We got one Blue Chip stamp for every dime we spent at participating supermarkets, drugstores, and gas stations. During the week we'd drop the loose stamps we accumulated into a big bowl on the kitchen counter, and then every Saturday we'd put them in the book. We were saving up for a Murray Ohio Super Deluxe Fire Truck for Steve to drive around in the courtyard. The truck was bright red and had pedals, ladders, whitewall tires, and a big silver bell. It cost ten books, which was about ten thousand stamps.

When we finished emptying the stamp bowl, Katherine made us grilled cheese sandwiches by wrapping them in aluminum foil and running the iron over them. It was how her mother taught her to do it. She sang while she worked, which always brought back memories of her performing at the Blossom Room. If she minded trading the stage for an ironing board, she never said so.

Steve started wailing around noon. We put him down in his crib for a nap, but that only made him cry louder. When he was like that, there was only one way he'd sleep. We had to take a drive.

So we bundled him up in his little rain slicker, put on our raincoats, and got into the Chevy. Five minutes after I started driving, Steve was asleep.

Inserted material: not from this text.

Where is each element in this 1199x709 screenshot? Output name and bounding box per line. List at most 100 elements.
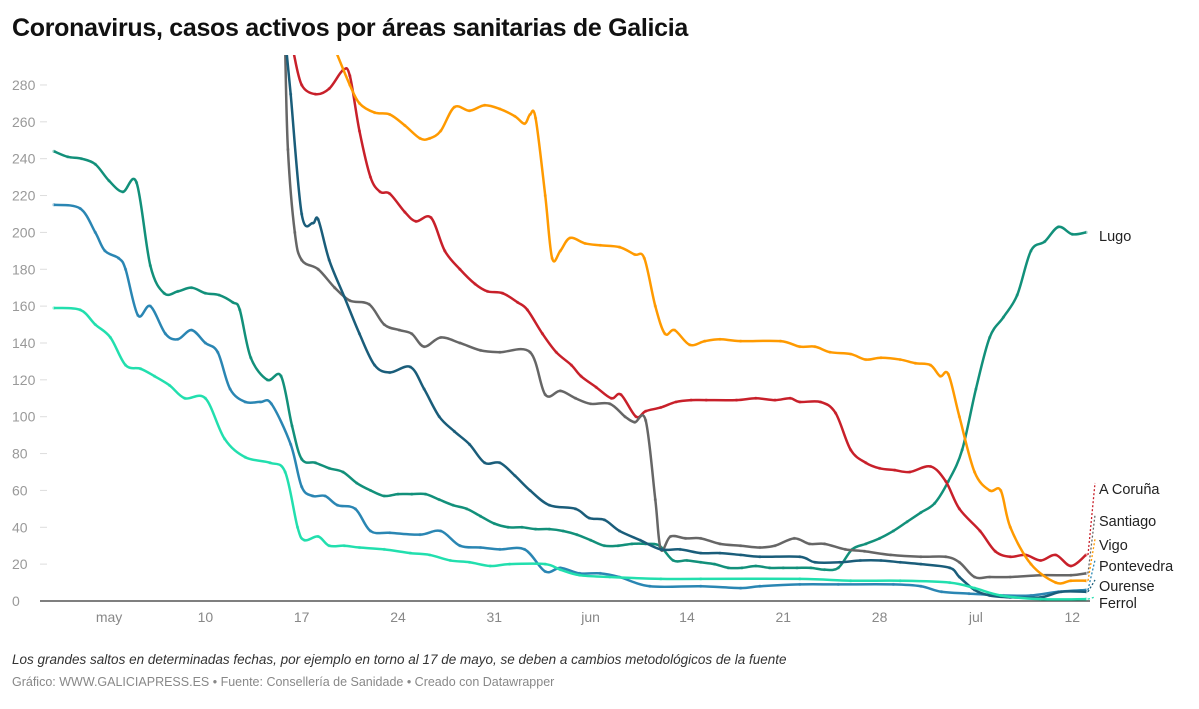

The only problem was that if we stopped for more than a minute or two, he'd wake up again.

We headed over Sepulveda Pass into the valley, as we often did on what we called our "nap expeditions." It gave Katherine an excuse to cruise by the many new neighborhoods and housing developments. Usually, once we'd decided Steve had slept long enough, we'd stop and visit a few of the furnished model homes, buy some produce at one of the fruit and vegetable stands, and head back home in time for dinner.

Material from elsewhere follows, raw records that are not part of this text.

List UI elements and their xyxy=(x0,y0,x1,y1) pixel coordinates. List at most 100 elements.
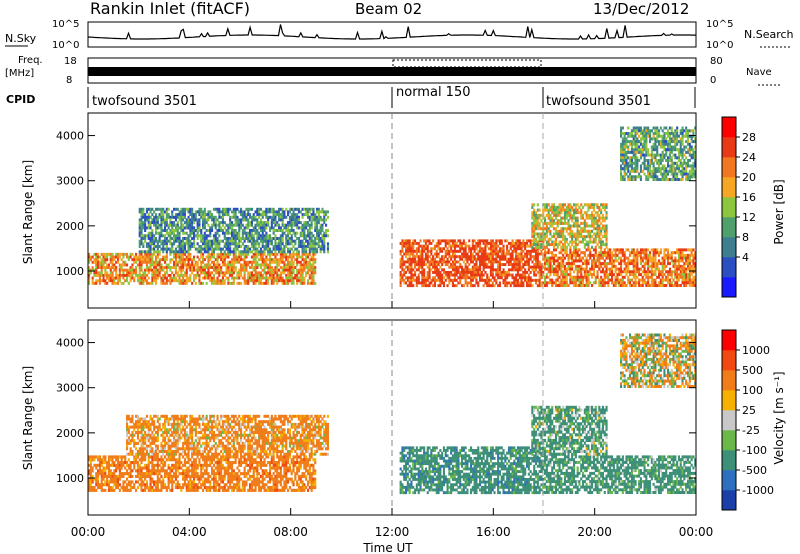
noise-right-tick-bottom: 10^0 xyxy=(706,40,733,51)
xtick-label: 00:00 xyxy=(71,525,106,539)
xtick-label: 04:00 xyxy=(172,525,207,539)
station-title: Rankin Inlet (fitACF) xyxy=(90,0,250,18)
ytick-label: 2000 xyxy=(56,220,84,233)
beam-label: Beam 02 xyxy=(355,0,422,18)
colorbar-tick-label: -25 xyxy=(742,424,760,437)
xtick-label: 16:00 xyxy=(476,525,511,539)
velocity-y-ticks: 1000 2000 3000 4000 xyxy=(56,337,696,485)
cpid-panel: CPID twofsound 3501 normal 150 twofsound… xyxy=(6,85,696,109)
power-colorbar: 28 24 20 16 12 8 4 xyxy=(721,116,756,298)
heatmap-region-6 xyxy=(620,126,697,181)
xtick-label: 12:00 xyxy=(375,525,410,539)
colorbar-tick-label: -100 xyxy=(742,444,767,457)
cpid-segment-2: normal 150 xyxy=(396,85,471,100)
date-label: 13/Dec/2012 xyxy=(593,0,689,18)
colorbar-swatch xyxy=(722,177,736,198)
power-heatmap-data xyxy=(88,126,697,288)
x-axis-label: Time UT xyxy=(362,541,413,554)
noise-left-tick-top: 10^5 xyxy=(52,19,79,30)
colorbar-swatch xyxy=(722,490,736,511)
colorbar-tick-label: 1000 xyxy=(742,344,770,357)
noise-right-tick-top: 10^5 xyxy=(706,19,733,30)
velocity-colorbar-label: Velocity [m s⁻¹] xyxy=(772,371,786,464)
colorbar-swatch xyxy=(722,137,736,158)
heatmap-region-5 xyxy=(531,405,608,456)
velocity-ylabel: Slant Range [km] xyxy=(21,366,35,470)
colorbar-frame xyxy=(721,116,737,298)
nave-label: Nave xyxy=(746,67,772,78)
heatmap-region-1 xyxy=(88,455,317,492)
velocity-panel: 1000 2000 3000 4000 xyxy=(56,319,697,516)
colorbar-swatch xyxy=(722,410,736,431)
colorbar-tick-label: 25 xyxy=(742,404,756,417)
colorbar-swatch xyxy=(722,257,736,278)
power-y-ticks: 1000 2000 3000 4000 xyxy=(56,130,696,278)
x-axis-ticks: 00:00 04:00 08:00 12:00 16:00 20:00 00:00 xyxy=(71,301,713,539)
colorbar-tick-label: 20 xyxy=(742,171,756,184)
noise-sky-trace xyxy=(87,24,696,40)
colorbar-swatch xyxy=(722,157,736,178)
colorbar-tick-label: 16 xyxy=(742,191,756,204)
colorbar-swatch xyxy=(722,217,736,238)
colorbar-tick-label: 12 xyxy=(742,211,756,224)
noise-panel: N.Sky 10^5 10^0 10^5 10^0 N.Search xyxy=(5,19,794,51)
ytick-label: 4000 xyxy=(56,130,84,143)
colorbar-tick-label: -1000 xyxy=(742,484,774,497)
ytick-label: 4000 xyxy=(56,337,84,350)
xtick-label: 08:00 xyxy=(273,525,308,539)
colorbar-frame xyxy=(721,329,737,511)
colorbar-swatch xyxy=(722,390,736,411)
velocity-colorbar: 1000 500 100 25 -25 -100 -500 -1000 xyxy=(721,329,774,511)
heatmap-region-1 xyxy=(88,252,317,285)
colorbar-swatch xyxy=(722,237,736,258)
freq-label-2: [MHz] xyxy=(5,68,34,79)
colorbar-swatch xyxy=(722,197,736,218)
colorbar-swatch xyxy=(722,450,736,471)
heatmap-region-4 xyxy=(544,248,697,287)
nave-tick-top: 80 xyxy=(710,56,723,67)
noise-left-label: N.Sky xyxy=(5,32,37,45)
heatmap-region-3 xyxy=(399,446,545,495)
freq-tick-bottom: 8 xyxy=(66,75,72,86)
power-panel: 1000 2000 3000 4000 xyxy=(56,112,697,309)
cpid-label: CPID xyxy=(6,93,35,106)
colorbar-tick-label: 500 xyxy=(742,364,763,377)
freq-tick-top: 18 xyxy=(64,56,77,67)
cpid-segment-3: twofsound 3501 xyxy=(546,94,651,109)
heatmap-region-5 xyxy=(531,203,608,249)
colorbar-swatch xyxy=(722,117,736,138)
power-colorbar-label: Power [dB] xyxy=(772,179,786,244)
noise-sky-line xyxy=(87,24,696,40)
colorbar-swatch xyxy=(722,330,736,351)
noise-right-label: N.Search xyxy=(744,28,794,41)
ytick-label: 3000 xyxy=(56,175,84,188)
colorbar-swatch xyxy=(722,350,736,371)
noise-left-tick-bottom: 10^0 xyxy=(52,40,79,51)
velocity-heatmap-data xyxy=(88,333,697,495)
xtick-label: 20:00 xyxy=(577,525,612,539)
colorbar-tick-label: 4 xyxy=(742,251,749,264)
colorbar-swatch xyxy=(722,430,736,451)
colorbar-swatch xyxy=(722,277,736,298)
ytick-label: 1000 xyxy=(56,265,84,278)
frequency-panel: Freq. [MHz] 18 8 80 0 Nave xyxy=(5,55,780,86)
colorbar-tick-label: 24 xyxy=(742,151,756,164)
colorbar-swatch xyxy=(722,470,736,491)
heatmap-region-3 xyxy=(399,239,545,288)
heatmap-region-2 xyxy=(138,207,329,254)
ytick-label: 1000 xyxy=(56,472,84,485)
heatmap-region-2 xyxy=(126,414,329,456)
heatmap-region-6 xyxy=(620,333,697,388)
power-ylabel: Slant Range [km] xyxy=(21,160,35,264)
nave-tick-bottom: 0 xyxy=(710,75,716,86)
colorbar-swatch xyxy=(722,370,736,391)
ytick-label: 3000 xyxy=(56,382,84,395)
ytick-label: 2000 xyxy=(56,427,84,440)
colorbar-tick-label: -500 xyxy=(742,464,767,477)
colorbar-tick-label: 8 xyxy=(742,231,749,244)
colorbar-tick-label: 28 xyxy=(742,131,756,144)
cpid-segment-1: twofsound 3501 xyxy=(92,94,197,109)
heatmap-region-4 xyxy=(544,455,697,494)
colorbar-tick-label: 100 xyxy=(742,384,763,397)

The valley was one massive grading project, countless citrus and walnut orchards plowed under and replanted with neat rows of new homes. The construction had left the ground naked, and the steady downpour of the past week had turned the subdivisions into massive mud puddles and the streets into brown streams that spilled over the hundreds of sandbag dams meant to contain them.

So we gave up on exploring the new subdivisions and daydreaming about the house we hoped to own someday. Instead, I drove towards the slightly more established neighborhoods where some lawns and trees had taken root. These were homes built in the postwar boom of the early fifties, catering to veterans on the GI Bill. The homes were one-story, two-bedroom, assembly-line stucco boxes designed to get the most square footage out of the fewest dollars and the cheapest materials.

Vernon and Joan Pruitt lived in a house that faced a mirror reflection of itself across the street. Everybody in the Van Nuys housing tract had the same floor plan, only flip-flopped and alternating with every other house. Even the landscaping and the automobiles in the carports looked similar. It was dizzying. If it hadn't been for the addresses painted on the curbs and repeated in large numbers atop the carports, I never would have found the right house.

I'd looked up the Pruitts' address before leaving the hospital the night before, telling myself I was doing it in case I needed the information to fill out paperwork on Sally Pruitt.

As luck would have it, our Saturday "nap expedition" just happened to take us past the Pruitts' home.

At least that's how I explained it to Katherine as I slowed to a stop in front of the house.

I braced myself for an argument, but I didn't get one. Instead, she told me to get out of the car quickly before Steve noticed we weren't moving and woke up. She slid over into the driver's seat and said she'd drive around the block a few times.